高価なDCブランドも社会的に流行し、スキー、ゴルフ、財テクなどブームになった時代です。
フュージョン界のアーテイスト向谷実がプロデュースした事でそのファッション性・お洒落感・オトナ感が強調されたアルバムとなりました。
『Blue Eyes』
1984年 松原みき9th.アルバム。
本来ジャズが大好き!という松原みきの大好きなスタンダード・ジャズナンバーを、日本ジャズ界を代表するSax奏者でソウル・メディアで大活躍の稲垣次郎をプロデューサーとして起用し、彼のコーディネートで日本の大巨匠「前田憲男氏」に全曲の編曲そしてサウンドプロデュースを担当して頂きました。
もちろん稲垣氏のSaxプレイも収録されています。巨匠に囲まれて、私個人
大変勉強になったレコーデイングでした。
演奏が上手い・・・といったレベルではない、超越した音と情感のある演奏が収録できました。
外国ジャズスタンダードのカバーアルバム・・という事で『Blue
Eyes』というタイトルを付け「サイトウマコト氏」にデザインを依頼したこのジャケットポスターはニューヨークでの世界ポスター&カレンダーデザインコンクールで賞を受賞しました。
このアルバムでジャズが大好きな松原みきさんがホントに幸せそうに何度も何度も歌っていた姿が目に焼き付いています。
『Paradise Beach』
1983年発売 松原みきベストアルバム。
日立マクセルのビデオカセットのCMソングを松原みきが歌う事になり、 “Paradise
Beach”というシングルを制作しました。
作家陣は初めての「松本隆」「細野晴臣」を起用し、憧れの「はっぴいえんど」メンバーで制作しました。
CMソングなので今までの路線とは違った新しい松原みきの魅力を発見しよう!と作りました。
このアルバムの楽曲は
オムニバス的な人気のある作品をベストアルバム的に収録したものです。
天然の無邪気で陽気な性格の松原みきさん・・・こんなに若く亡くなられるとは思いもしなかった!
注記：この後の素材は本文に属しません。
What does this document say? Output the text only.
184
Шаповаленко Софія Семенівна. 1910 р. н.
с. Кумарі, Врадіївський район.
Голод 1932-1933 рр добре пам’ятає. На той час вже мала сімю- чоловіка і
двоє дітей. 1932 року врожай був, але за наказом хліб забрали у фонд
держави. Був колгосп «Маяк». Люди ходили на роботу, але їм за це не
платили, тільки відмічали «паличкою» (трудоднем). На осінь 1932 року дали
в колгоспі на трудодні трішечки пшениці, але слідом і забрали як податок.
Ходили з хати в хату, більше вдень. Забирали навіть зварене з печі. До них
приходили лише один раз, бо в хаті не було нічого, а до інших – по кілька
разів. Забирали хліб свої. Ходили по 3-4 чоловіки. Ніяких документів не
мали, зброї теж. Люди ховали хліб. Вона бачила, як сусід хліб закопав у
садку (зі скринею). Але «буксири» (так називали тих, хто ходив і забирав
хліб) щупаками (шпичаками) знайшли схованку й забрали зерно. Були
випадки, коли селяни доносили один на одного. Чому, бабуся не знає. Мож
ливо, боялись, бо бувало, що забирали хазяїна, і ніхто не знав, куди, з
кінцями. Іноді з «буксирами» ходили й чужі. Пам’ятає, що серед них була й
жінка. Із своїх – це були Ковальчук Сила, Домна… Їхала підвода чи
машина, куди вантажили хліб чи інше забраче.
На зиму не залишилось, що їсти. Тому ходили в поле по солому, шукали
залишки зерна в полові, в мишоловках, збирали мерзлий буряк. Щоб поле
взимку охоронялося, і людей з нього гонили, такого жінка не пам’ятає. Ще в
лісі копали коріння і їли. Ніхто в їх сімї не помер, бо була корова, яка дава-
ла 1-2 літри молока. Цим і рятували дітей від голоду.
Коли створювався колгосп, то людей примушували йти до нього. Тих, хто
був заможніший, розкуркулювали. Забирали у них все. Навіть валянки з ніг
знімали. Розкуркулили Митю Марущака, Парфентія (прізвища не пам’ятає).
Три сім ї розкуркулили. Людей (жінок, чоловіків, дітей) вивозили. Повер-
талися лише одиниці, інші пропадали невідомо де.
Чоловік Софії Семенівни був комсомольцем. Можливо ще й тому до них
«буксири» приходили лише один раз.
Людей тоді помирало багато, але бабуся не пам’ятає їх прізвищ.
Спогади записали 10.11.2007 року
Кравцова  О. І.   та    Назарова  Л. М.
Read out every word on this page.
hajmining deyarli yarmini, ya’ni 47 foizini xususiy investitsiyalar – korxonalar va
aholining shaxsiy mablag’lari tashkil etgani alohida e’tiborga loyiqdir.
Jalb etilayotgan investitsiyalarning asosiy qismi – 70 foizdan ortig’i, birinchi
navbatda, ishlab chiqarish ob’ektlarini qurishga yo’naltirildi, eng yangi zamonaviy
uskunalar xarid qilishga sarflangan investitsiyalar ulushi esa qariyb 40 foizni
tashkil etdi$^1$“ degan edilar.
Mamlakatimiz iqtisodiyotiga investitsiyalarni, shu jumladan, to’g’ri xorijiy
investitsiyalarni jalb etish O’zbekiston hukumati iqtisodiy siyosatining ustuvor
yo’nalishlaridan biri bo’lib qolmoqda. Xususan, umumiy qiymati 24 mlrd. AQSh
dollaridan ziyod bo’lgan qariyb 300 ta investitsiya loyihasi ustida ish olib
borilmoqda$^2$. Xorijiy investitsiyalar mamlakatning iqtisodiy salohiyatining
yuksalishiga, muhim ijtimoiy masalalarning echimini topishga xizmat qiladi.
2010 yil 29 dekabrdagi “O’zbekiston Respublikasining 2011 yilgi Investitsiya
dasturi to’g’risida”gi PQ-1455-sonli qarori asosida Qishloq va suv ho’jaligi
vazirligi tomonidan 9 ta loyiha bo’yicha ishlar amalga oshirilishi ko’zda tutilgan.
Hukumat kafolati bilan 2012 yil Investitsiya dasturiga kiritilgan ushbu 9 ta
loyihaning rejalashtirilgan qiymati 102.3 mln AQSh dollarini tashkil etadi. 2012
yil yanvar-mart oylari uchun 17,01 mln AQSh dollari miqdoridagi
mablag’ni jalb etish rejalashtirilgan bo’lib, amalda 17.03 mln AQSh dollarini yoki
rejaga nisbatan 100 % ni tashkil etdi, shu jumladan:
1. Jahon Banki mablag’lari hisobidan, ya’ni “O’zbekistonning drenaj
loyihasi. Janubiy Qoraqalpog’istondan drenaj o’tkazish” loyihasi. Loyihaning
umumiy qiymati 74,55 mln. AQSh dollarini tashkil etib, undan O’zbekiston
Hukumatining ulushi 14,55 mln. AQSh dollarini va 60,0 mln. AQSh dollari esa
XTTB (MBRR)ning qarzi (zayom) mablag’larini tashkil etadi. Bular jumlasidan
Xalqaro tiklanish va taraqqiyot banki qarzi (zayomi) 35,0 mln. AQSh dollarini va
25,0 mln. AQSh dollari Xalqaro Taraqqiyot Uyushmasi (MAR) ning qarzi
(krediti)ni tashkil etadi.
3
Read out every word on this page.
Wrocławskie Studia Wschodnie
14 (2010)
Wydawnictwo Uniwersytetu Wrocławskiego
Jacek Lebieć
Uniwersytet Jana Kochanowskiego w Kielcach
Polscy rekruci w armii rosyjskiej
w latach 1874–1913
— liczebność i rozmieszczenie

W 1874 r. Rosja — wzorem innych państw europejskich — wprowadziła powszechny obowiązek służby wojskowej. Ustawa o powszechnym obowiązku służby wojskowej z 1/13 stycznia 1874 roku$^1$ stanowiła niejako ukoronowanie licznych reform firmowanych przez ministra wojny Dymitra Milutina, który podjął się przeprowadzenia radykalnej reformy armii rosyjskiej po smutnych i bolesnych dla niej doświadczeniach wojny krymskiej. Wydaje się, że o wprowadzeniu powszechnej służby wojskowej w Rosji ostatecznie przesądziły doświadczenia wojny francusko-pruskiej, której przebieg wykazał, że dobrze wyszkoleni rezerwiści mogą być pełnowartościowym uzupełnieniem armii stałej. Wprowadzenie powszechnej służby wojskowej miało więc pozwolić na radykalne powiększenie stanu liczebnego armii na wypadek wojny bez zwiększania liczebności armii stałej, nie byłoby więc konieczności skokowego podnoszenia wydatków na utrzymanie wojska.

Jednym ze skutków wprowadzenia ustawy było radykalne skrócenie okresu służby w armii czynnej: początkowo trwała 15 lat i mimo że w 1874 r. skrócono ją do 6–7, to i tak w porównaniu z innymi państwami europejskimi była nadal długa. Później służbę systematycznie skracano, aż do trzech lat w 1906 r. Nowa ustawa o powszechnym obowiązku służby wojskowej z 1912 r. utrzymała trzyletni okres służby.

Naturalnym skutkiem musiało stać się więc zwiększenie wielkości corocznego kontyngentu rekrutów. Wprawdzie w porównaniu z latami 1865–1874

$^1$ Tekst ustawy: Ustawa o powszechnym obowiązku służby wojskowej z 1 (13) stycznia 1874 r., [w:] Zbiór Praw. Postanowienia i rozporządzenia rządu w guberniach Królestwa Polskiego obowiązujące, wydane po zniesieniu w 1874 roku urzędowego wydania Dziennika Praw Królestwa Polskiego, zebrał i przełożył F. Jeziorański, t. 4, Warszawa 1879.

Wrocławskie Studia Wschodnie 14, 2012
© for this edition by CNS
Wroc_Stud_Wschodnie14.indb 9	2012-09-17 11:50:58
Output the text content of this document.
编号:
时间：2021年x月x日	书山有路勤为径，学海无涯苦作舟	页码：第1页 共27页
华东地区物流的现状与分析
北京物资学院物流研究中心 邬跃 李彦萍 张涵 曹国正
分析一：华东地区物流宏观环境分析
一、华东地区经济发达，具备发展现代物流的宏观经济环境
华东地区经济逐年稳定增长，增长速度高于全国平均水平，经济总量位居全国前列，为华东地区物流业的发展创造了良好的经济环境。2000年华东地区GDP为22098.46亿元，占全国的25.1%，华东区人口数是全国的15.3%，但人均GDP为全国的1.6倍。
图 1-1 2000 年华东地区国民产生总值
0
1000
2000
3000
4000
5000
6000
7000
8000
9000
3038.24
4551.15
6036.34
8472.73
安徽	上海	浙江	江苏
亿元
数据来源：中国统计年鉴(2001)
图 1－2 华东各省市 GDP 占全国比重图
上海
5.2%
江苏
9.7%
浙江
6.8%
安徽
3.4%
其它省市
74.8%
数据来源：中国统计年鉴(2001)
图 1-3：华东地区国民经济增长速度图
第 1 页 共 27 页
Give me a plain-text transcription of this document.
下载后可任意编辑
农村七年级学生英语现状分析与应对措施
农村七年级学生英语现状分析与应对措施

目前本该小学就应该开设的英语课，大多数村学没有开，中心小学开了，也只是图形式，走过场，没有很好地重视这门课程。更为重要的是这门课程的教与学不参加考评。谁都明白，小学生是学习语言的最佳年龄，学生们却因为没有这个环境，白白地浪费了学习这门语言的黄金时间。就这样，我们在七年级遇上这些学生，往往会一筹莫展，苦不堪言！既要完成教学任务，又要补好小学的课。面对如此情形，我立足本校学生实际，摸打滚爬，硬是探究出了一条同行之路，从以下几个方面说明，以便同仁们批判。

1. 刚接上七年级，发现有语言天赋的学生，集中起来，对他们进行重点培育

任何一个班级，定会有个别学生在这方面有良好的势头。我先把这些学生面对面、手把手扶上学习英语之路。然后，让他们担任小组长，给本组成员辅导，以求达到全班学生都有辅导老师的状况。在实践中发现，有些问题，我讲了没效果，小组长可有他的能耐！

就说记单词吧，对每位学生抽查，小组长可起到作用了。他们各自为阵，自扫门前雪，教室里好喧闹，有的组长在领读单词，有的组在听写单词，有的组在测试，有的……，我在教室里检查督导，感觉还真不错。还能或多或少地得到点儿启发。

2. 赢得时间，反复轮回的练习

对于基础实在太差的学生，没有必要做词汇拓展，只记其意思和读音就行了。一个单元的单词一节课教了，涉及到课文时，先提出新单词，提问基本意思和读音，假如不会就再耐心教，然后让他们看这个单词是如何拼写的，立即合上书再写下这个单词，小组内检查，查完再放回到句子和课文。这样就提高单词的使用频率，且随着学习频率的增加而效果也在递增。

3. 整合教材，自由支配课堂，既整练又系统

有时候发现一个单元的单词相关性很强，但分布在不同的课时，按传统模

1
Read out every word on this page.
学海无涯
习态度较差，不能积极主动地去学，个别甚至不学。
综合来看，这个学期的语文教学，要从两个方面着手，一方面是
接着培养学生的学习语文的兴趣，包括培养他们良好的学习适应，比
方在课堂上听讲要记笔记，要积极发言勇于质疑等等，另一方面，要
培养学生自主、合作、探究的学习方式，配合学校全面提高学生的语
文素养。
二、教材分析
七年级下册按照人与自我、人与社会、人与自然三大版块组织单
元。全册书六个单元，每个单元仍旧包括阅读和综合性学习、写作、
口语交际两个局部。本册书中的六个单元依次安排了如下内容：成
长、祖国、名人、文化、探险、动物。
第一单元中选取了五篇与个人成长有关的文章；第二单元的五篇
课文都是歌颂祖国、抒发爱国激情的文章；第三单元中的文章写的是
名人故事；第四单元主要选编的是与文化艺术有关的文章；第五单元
この後にアルバム制作するならば大好きなジャズテイストをトコトン活かしたジャズ三昧のアルバムを制作したかった・・・と悔やまれます。
『POCKET PARK』
1980年発売 松原みきデビューアルバム。
この年に私はキャニオンレコード(現)ポニーキャニオン制作部へ入社しデイレクターとして仕事を始めました。
発売当時、国内のレコード店では松原みきの宣伝ディスプレイが店内の天井から下げられていて、どれほどポニーキャニオンの期待を背負ったアーテイストだったのかが伺えました。
“真夜中のドア~stay with me”で幕を開けるデビューアルバム。 2nd.シングル“愛はエネルギー”も収録、このアルバムは新タイプのアーバンな都会人が聴くポップスでした。このデビューアルバムでは国内トップミュージシャンが参加してこのアルバムを完成させたのです・・・。
ジャズ好きの関西の女の子が都会的なアーテイストとして誕生したアルバムです。1980年は1990年に向けて音楽とテクノロジーが若者たちの生活に大きな変化と影響を与え、カセットテープやウォークマンが普及し、音楽を通じて共感し合い刺激的な体験や交流の中から自己の個性を鮮やかに輝かせていました・・・。そしてこのアルバムは国内のポップシーンを確実に変えたアルバムとなりました。 そして時を経て世界的に脚光を浴びる名作アルバムとして聴かれています。